Six Personnages en quête d'auteur : La grande illusion
Scène

Six Personnages en quête d’auteur : La grande illusion

Six personnages en quête d’auteur trouve, chez Marie Gignac, metteure en scène, et ses complices, un territoire hautement ludique. De ce texte brillant, ils font une véritable fête pour l’intelligence.

De l’être humain ou du personnage de théâtre, qui est le plus vivant? le plus réel? L’humain changeant, mortel, ou le personnage immuable, éternel? Aussi folles puissent-elles paraître, ces questions que pose Six Personnages en quête d’auteur ouvrent sur des réflexions d’une profondeur parfois un peu étourdissante.

La pièce de Pirandello, on le sait, nous invite dans les coulisses du théâtre pour assister à une répétition. Le plateau est dépouillé, le système d’éclairage visible, les comédiens en vêtements de tous les jours. Cette répétition qu’on nous présente a toutes les allures d’une vraie séance de travail. Et pourtant. On le sait bien, on est devant un spectacle; mais tout ce qui le constitue, de la scénographie, et de son apparent degré zéro, au talent et à l’espièglerie d’une équipe emportée par le bonheur du jeu, contribue à nous maintenir, dupes consentantes, entre réalité et illusion. C’est là un des grands plaisirs du spectacle: cette espèce de boucle infinie, de jeu de miroirs qui nous place constamment dans la fiction de la réalité, et dans la réalité de la fiction.

Arrivent bientôt des personnages abandonnés par leur auteur qui, avant même d’être incarnés par des comédiens, réclament de raconter leur histoire.
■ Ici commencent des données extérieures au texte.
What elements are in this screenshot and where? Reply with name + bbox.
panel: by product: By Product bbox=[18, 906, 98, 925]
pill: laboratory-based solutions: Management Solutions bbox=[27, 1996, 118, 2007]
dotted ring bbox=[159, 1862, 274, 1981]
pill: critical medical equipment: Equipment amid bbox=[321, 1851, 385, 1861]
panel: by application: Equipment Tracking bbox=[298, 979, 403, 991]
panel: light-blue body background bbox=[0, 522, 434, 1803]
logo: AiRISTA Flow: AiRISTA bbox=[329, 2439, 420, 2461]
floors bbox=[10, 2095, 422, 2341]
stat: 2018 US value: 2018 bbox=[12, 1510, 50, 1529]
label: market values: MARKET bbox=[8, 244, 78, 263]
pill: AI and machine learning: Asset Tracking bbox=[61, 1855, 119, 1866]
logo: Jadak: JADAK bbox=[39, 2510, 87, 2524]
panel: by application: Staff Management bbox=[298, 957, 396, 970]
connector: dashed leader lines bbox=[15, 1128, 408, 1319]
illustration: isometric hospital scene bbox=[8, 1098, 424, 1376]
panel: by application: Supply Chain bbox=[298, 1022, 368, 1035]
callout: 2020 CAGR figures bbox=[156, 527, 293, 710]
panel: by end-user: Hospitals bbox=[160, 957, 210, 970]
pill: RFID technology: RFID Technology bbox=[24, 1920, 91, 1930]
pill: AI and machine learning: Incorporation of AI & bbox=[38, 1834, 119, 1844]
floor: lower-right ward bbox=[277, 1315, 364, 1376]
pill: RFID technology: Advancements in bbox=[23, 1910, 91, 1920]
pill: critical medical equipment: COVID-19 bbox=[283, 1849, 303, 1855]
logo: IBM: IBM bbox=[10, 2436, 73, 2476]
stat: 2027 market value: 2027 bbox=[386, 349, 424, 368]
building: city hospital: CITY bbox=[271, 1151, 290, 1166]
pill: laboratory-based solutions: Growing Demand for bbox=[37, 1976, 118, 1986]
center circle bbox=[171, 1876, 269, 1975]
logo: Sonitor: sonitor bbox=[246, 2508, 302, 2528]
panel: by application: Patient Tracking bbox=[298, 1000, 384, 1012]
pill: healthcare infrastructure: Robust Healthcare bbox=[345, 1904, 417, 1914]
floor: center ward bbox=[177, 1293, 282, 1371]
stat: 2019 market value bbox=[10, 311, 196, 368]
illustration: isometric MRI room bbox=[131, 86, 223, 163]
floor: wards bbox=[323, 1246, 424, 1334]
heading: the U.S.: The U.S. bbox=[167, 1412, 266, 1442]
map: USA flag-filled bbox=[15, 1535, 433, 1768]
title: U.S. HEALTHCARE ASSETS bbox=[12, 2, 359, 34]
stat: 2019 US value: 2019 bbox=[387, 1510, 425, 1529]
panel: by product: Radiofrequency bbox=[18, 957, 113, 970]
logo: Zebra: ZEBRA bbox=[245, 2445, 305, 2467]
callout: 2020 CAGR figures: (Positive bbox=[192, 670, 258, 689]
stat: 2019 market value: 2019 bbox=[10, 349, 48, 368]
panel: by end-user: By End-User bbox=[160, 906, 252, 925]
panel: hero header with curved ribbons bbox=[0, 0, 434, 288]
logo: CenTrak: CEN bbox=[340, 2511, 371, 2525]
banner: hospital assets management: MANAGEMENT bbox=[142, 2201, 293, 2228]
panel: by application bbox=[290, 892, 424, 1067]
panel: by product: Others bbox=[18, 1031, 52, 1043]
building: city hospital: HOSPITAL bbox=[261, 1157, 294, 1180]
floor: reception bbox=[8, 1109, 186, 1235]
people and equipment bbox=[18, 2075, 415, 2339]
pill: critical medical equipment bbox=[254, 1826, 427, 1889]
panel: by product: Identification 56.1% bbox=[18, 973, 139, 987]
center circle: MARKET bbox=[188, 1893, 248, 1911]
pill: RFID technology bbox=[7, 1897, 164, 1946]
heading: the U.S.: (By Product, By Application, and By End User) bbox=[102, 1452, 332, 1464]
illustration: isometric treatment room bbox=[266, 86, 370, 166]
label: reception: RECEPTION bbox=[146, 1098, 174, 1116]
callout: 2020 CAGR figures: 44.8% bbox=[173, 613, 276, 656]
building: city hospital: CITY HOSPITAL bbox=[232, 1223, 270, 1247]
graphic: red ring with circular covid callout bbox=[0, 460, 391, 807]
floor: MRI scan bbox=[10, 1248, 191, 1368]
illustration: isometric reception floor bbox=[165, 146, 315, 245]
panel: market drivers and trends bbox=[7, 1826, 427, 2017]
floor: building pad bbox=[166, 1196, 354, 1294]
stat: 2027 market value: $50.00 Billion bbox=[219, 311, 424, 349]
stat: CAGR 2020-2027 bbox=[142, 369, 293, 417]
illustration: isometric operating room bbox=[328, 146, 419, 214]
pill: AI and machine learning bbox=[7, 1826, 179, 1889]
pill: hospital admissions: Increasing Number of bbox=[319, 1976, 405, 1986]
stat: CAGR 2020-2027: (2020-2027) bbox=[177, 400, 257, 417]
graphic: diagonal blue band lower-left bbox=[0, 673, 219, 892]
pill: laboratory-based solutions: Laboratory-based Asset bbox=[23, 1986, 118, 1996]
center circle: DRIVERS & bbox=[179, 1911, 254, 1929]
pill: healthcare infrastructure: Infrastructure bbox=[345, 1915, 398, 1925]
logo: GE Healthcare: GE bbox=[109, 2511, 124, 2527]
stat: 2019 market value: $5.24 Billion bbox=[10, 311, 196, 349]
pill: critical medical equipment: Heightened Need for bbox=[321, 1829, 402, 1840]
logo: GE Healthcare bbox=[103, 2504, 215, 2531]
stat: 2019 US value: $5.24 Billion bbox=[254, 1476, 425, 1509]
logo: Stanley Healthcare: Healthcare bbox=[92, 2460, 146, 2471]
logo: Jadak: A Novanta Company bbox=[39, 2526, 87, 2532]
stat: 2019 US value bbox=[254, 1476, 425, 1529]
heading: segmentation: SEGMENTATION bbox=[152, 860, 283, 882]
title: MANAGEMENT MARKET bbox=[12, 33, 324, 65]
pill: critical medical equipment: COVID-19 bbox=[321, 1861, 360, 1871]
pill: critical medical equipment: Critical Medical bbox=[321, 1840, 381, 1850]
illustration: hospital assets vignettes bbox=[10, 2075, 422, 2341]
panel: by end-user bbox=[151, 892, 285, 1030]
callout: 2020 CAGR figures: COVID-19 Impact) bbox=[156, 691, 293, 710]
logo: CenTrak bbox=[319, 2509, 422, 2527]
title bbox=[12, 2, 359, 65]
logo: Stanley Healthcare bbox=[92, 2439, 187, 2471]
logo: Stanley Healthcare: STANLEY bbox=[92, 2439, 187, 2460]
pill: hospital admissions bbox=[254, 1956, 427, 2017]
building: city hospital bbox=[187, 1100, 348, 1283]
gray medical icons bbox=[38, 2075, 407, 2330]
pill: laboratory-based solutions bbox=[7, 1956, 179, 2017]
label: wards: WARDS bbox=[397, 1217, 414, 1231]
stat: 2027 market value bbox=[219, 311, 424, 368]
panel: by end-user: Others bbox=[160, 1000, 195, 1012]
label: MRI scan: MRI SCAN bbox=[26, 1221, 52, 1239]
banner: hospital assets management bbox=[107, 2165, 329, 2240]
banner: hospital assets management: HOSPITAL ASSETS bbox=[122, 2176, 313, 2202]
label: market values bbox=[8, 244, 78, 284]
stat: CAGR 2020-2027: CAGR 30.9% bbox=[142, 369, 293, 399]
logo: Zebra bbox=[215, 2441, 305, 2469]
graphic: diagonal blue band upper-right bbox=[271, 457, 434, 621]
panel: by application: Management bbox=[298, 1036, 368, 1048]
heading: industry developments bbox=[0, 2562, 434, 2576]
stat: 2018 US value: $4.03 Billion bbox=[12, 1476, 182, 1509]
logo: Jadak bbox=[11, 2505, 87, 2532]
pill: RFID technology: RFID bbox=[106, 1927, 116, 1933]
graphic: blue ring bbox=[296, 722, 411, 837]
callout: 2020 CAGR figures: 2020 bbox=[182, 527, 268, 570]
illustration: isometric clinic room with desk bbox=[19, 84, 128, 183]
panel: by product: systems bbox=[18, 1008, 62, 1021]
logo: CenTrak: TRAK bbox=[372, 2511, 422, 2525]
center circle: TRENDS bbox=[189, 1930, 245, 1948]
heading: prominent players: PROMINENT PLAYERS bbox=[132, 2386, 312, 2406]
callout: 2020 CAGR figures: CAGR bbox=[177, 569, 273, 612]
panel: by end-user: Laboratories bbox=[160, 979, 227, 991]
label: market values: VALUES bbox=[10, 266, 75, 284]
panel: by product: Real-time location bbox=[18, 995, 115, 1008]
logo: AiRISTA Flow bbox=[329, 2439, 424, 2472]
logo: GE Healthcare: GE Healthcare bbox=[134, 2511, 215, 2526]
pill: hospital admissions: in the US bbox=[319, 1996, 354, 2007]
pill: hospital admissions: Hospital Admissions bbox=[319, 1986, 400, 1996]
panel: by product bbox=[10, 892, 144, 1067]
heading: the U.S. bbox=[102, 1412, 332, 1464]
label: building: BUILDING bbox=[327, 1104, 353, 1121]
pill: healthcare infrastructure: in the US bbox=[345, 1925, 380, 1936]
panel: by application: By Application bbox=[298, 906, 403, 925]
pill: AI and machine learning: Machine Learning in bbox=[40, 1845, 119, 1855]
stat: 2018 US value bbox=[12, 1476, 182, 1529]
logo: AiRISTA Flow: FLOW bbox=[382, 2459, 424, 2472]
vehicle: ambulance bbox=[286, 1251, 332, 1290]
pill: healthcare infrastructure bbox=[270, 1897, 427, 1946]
Les deux mondes entrent alors en collision. Les comédiens de la pièce, naturels, décontractés, sont surpris et souvent amusés par les personnages délaissés; les personnages, aux maquillages soulignés et aux vêtements sombres, bouleversés et intenses, issus, semble-t-il, d’un univers intemporel, sont brusqués par le déroulement de la répétition, mais blessent à leur tour les comédiens, en riant de leur performance lorsqu’ils tentent de les interpréter. Étincelles, donc, source de fin comique, entre ces deux mondes interdépendants mais pourtant opposés, comme le montrent aussi les différents niveaux de langue.

Si le début mériterait d’être un peu resserré et surtout, ajusté sur le plan du volume, si le texte comprend quelques longueurs, ce spectacle est un régal. Texte intelligent, jeu enthousiaste des 16 interprètes, très belle finale et aussi, plusieurs surprises, dont une de taille, ménagées à l’intention des spectateurs: un plaisir!